Nooooooo, there’s not a snowball’s chance in hell of impeachment.
With such enormous pomposity, impeachment is barely a bump in the road. In this case, two (so far).
Well they might finally take at least some of his “emergency” powers away from him. But no, impeachment is never happening. A military coup is more likely than impeachment, if that says anything about the impossibility thereof.
Even if he were successfully impeached and removed, that would just leave us with President Vance, hardly an improvement. (And I suspect we’ll have Vance as president before Trump’s term is over anyway.)
WaM:
But for that to happen, President Goofy would have to resign, or be pushed.
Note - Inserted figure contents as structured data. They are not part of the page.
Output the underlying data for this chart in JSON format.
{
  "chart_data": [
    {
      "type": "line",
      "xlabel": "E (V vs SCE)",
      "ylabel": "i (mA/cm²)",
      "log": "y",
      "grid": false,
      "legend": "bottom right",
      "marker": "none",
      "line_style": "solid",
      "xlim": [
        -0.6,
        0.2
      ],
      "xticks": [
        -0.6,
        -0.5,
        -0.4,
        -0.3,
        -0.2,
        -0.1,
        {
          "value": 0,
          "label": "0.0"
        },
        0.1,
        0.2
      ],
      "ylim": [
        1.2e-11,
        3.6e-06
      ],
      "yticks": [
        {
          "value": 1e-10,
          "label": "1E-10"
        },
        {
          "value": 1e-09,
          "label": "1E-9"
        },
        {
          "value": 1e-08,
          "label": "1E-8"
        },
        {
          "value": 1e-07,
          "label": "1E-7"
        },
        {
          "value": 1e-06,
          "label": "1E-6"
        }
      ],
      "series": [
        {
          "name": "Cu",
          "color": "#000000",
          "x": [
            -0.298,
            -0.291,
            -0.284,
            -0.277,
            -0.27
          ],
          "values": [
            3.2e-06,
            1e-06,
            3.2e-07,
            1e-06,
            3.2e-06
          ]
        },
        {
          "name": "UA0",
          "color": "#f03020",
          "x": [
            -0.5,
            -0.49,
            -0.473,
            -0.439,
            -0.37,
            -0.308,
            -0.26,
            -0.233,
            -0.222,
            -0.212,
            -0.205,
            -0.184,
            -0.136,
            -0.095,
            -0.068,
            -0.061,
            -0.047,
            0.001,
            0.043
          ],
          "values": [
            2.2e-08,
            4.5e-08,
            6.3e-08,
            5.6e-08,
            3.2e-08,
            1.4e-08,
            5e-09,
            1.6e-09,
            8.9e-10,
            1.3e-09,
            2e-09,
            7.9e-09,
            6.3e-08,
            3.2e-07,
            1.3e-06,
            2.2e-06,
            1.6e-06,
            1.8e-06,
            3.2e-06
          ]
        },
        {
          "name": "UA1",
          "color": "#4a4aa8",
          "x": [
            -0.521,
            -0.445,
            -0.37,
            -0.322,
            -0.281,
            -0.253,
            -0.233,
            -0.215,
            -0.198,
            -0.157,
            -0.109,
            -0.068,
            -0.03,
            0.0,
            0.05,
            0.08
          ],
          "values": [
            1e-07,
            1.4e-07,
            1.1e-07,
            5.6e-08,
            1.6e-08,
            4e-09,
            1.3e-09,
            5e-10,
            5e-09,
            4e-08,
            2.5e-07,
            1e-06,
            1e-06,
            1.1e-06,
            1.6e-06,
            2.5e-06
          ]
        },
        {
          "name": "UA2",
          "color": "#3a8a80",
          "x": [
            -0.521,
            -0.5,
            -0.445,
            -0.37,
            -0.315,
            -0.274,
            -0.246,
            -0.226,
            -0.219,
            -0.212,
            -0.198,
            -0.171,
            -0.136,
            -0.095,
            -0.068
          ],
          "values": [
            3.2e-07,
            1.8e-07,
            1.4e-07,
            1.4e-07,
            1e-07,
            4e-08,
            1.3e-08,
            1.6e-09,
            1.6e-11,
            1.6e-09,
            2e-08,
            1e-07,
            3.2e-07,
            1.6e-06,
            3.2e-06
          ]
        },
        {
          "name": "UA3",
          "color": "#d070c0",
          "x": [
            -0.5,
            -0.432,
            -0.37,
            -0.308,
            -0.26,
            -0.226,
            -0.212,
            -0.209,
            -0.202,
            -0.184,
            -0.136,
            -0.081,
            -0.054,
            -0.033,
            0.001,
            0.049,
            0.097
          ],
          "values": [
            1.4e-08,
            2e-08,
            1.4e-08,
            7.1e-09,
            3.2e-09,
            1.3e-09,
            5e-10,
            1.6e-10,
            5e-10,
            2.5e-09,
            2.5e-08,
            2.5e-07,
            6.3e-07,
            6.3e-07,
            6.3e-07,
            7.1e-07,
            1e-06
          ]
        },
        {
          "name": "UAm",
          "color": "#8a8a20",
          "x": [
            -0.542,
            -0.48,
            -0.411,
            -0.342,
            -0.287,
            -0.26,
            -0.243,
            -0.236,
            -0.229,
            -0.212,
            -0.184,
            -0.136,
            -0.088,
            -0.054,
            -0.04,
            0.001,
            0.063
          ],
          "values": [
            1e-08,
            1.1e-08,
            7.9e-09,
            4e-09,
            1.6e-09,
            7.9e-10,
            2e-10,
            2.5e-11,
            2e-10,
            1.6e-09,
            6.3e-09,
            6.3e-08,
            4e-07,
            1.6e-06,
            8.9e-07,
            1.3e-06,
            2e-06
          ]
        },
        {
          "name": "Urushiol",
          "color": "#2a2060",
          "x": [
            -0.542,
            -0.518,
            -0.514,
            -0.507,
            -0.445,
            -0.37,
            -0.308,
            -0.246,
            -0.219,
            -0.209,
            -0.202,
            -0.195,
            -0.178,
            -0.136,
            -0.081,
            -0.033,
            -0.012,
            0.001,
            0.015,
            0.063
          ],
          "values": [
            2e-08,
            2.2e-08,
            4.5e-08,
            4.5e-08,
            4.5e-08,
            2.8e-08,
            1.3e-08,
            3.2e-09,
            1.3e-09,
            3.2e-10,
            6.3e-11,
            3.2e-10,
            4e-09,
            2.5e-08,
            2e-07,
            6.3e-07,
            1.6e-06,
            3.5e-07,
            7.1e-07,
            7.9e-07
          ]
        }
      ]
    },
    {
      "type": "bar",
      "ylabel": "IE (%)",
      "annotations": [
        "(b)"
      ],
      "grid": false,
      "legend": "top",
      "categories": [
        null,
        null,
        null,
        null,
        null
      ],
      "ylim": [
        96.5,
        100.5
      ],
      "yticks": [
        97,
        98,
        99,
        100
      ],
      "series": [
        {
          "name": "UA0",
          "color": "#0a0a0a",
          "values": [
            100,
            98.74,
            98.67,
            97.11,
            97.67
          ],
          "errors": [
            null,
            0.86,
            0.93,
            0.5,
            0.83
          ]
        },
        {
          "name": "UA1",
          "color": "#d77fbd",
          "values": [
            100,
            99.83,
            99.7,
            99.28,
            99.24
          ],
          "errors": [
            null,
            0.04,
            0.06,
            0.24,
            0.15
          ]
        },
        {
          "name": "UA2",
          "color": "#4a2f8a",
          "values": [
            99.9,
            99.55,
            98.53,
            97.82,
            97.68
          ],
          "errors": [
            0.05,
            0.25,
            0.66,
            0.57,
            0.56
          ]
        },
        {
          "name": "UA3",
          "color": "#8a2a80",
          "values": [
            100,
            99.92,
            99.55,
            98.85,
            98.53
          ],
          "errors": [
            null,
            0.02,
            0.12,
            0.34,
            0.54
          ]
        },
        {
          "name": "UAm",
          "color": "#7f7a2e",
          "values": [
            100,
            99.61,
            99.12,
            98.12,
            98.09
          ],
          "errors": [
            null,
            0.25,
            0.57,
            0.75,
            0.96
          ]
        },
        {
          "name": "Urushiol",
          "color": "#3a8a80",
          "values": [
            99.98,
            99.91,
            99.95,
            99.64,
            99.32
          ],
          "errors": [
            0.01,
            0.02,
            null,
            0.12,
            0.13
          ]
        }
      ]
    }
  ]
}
Either way, I do not think it will be noise-free.
Or die, unless that’s included in what you mean by “pushed”.
I’m finding it grimly amusing to imagine Trump passing away in office, and then having J. D. Vance trying to pretend to be grief-stricken in public.
“We have lost not only a great leader, but also a dear friend of mine….Ha, ha, ha, sorry, I can’t do this! Ha! Ha! Ha!”
An obese man pushing eighty who never exercises and has a terrible diet probably isn’t long for this world. They’ll find a way to keep him going for two years (even if they have to use the Franco strategy), but not much more.
Well that’s been true all along and just look at it – he even got Covid and snapped back in a day or two. He should be a physical wreck yet he keeps going like the god damn Energizer bunny.
Perhaps it’s wishful thinking on my part, but he can’t be immortal.
Can he?
I dunno, if they hadn’t discovered the cocktail by that point (and those were powerful roids) there was a good chance he’d have died or been permanently damaged. Being lucky is one of his most significant traits.
But he ages rather obviously; he will be gone. Presumably the Chances of the world are hoping that’s long after anyone is willing to oppose them without the cult leader’s magic.